The Tribunal, in its reasons, did not advert to the circumstances in which the prohibited substance got into the system of the horse "Phantom Hawk".
It would be a mitigating factor if the level had come about because of inadvertence, accident, or the actions or omissions of some other party other than Mr Matson. These were matters that he would be required to raise in the course of the hearing. The Stewards did not have to prove intention or to disprove the exculpatory matters. This ground does not go to an error of law on the face of the record. If the Tribunal did not consider the issue when raised, is this a jurisdictional error? In the light of what the High Court said in Craig's case, supra, at p.180, the answer is, no.
But in my view, the Tribunal did not overlook the relevant circumstances. At p.80, the deputy chairman said –
"The question always then arises in a particular case having regard to each case and its own particular circumstances, is whether it is necessary to make an order to protect the good name of the industry and to deter the appellant, in this case Mr Matson, and other persons, from committing breaches of the rules with regard to prohibited substances, and to ask whether a period of disqualification should be imposed.
Mr Bourke, on behalf of Mr Matson, has ably put that Matson has been a licensed trainer for a considerable period of time."
(Emphasis added).
The deputy chairman then said, at p.83 –
"As it has been stated in several cases and already mentioned, the penalty in each case depends on the particular circumstances of each case. There is no rule of thumb and the question arose in this case in regard to its particular circumstances. As has already been stated, there are unique and special circumstances in this case for a variety of reasons. The Tribunal will not go into them here in detail, as they have already been elaborated in detail and now appear in the transcript of yesterday's proceedings of this matter."
(Emphasis added).
Later, the Tribunal again emphasised that each case must depend on its own particular circumstances. At p.84, the deputy chairman said -
"In these circumstances the Tribunal's view is that a period of disqualification will be necessary."
A reference to the submissions put by Counsel demonstrate that it was accepted that Mr Matson had not deliberately administered the prohibited substance, and that the raised level came about by the provision of certain feeds which had the effect of elevating the TCO2 level. But what was put against him was that he was reckless, in the extreme, and negligent in providing feed in circumstances where it was well-known that there was a risk that the TCO2 level could be raised, and further, at a time when two persons, whom Mr Matson followed in their feeding habits, had been charged with a breach of the Rule.

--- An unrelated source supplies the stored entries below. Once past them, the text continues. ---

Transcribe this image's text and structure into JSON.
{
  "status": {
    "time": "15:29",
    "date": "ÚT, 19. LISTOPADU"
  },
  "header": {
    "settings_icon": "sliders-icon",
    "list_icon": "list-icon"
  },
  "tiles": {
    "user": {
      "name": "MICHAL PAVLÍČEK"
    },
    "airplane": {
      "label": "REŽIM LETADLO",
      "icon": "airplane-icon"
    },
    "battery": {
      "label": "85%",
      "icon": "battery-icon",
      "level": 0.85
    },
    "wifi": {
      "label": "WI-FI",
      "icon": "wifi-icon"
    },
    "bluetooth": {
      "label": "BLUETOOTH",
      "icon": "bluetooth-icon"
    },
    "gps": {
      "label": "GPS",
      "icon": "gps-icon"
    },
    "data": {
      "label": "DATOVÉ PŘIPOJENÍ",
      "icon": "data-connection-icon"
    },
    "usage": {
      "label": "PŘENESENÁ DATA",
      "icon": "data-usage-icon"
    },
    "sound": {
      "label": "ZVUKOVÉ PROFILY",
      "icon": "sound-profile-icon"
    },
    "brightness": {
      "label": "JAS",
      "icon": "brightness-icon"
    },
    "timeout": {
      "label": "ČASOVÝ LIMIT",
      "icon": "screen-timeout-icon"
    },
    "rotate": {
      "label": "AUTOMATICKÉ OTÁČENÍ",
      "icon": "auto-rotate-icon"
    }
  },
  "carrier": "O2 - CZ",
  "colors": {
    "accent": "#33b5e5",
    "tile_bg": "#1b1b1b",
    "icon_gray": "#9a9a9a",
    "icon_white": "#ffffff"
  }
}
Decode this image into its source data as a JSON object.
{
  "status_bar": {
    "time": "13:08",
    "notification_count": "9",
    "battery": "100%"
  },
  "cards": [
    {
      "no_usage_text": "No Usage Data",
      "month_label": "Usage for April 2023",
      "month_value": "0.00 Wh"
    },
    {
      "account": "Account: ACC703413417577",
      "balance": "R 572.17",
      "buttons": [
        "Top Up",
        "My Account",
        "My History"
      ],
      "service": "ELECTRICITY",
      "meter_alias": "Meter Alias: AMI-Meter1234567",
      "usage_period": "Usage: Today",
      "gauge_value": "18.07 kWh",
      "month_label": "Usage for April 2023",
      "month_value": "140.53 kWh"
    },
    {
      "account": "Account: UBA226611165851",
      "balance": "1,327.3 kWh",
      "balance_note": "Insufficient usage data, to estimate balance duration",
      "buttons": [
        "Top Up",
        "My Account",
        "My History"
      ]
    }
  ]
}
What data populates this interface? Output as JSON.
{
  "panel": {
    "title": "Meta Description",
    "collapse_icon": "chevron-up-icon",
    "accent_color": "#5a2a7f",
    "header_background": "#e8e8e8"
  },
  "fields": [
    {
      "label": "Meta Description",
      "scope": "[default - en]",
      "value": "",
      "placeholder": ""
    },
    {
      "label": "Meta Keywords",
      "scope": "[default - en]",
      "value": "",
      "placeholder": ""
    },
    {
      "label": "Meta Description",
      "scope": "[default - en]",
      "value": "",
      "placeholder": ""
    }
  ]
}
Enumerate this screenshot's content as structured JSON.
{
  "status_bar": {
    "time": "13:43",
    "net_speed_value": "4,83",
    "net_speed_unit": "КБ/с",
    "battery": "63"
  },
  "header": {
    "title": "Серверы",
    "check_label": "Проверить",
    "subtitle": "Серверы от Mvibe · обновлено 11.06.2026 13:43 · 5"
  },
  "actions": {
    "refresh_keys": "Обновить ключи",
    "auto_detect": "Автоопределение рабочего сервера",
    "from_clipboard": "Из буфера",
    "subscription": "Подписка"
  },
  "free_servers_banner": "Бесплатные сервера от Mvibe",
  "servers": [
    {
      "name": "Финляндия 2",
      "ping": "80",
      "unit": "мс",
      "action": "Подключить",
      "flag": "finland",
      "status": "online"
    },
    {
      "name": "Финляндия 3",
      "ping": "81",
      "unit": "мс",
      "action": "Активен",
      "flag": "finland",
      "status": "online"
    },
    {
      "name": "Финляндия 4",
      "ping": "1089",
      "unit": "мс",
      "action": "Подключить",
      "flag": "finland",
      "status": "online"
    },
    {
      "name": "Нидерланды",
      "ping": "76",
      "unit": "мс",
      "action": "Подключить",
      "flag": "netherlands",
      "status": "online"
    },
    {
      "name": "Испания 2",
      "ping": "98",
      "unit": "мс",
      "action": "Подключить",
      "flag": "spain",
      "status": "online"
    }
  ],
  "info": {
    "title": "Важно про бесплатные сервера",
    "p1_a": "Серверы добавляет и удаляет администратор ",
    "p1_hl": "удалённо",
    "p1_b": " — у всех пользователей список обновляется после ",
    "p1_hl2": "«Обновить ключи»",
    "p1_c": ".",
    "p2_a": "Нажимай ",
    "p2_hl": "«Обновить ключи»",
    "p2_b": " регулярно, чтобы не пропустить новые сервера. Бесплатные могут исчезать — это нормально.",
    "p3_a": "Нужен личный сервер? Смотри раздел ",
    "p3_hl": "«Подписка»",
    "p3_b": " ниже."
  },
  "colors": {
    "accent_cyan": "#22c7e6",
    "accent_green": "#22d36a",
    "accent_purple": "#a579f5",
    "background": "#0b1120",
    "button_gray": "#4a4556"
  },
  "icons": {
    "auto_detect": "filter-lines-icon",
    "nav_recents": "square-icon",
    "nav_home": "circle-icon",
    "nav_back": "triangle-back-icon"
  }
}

In my opinion, when one considers the transcript, it would well have been in the mind of the Tribunal that there was no suggestion of deliberately raising the levels of the prohibited substance. The Stewards contended the result came about because of recklessness and carelessness. There was ample evidence to support that conclusion.
I am satisfied that the Tribunal did not overlook the circumstances of the raising of the levels.
Conclusion
In my opinion, Mr Matson has failed to establish any of the grounds of his order for review, and it follows that the Stewards have shown cause why the same should not be reviewed. The proceeding must be dismissed.
Subject to any submissions from Counsel, I propose to make the following orders –
(i)Declare that the Stewards of the Harness Racing Board have established that the decision by the Racing Appeals Tribunal made 17 May 2001 should not be reviewed;
(ii)That the proceeding be dismissed;
(iii)That the applicant, Steven Raymond Matson, pay the costs including any reserved costs of the second respondent, the Stewards of the Harness Racing Board.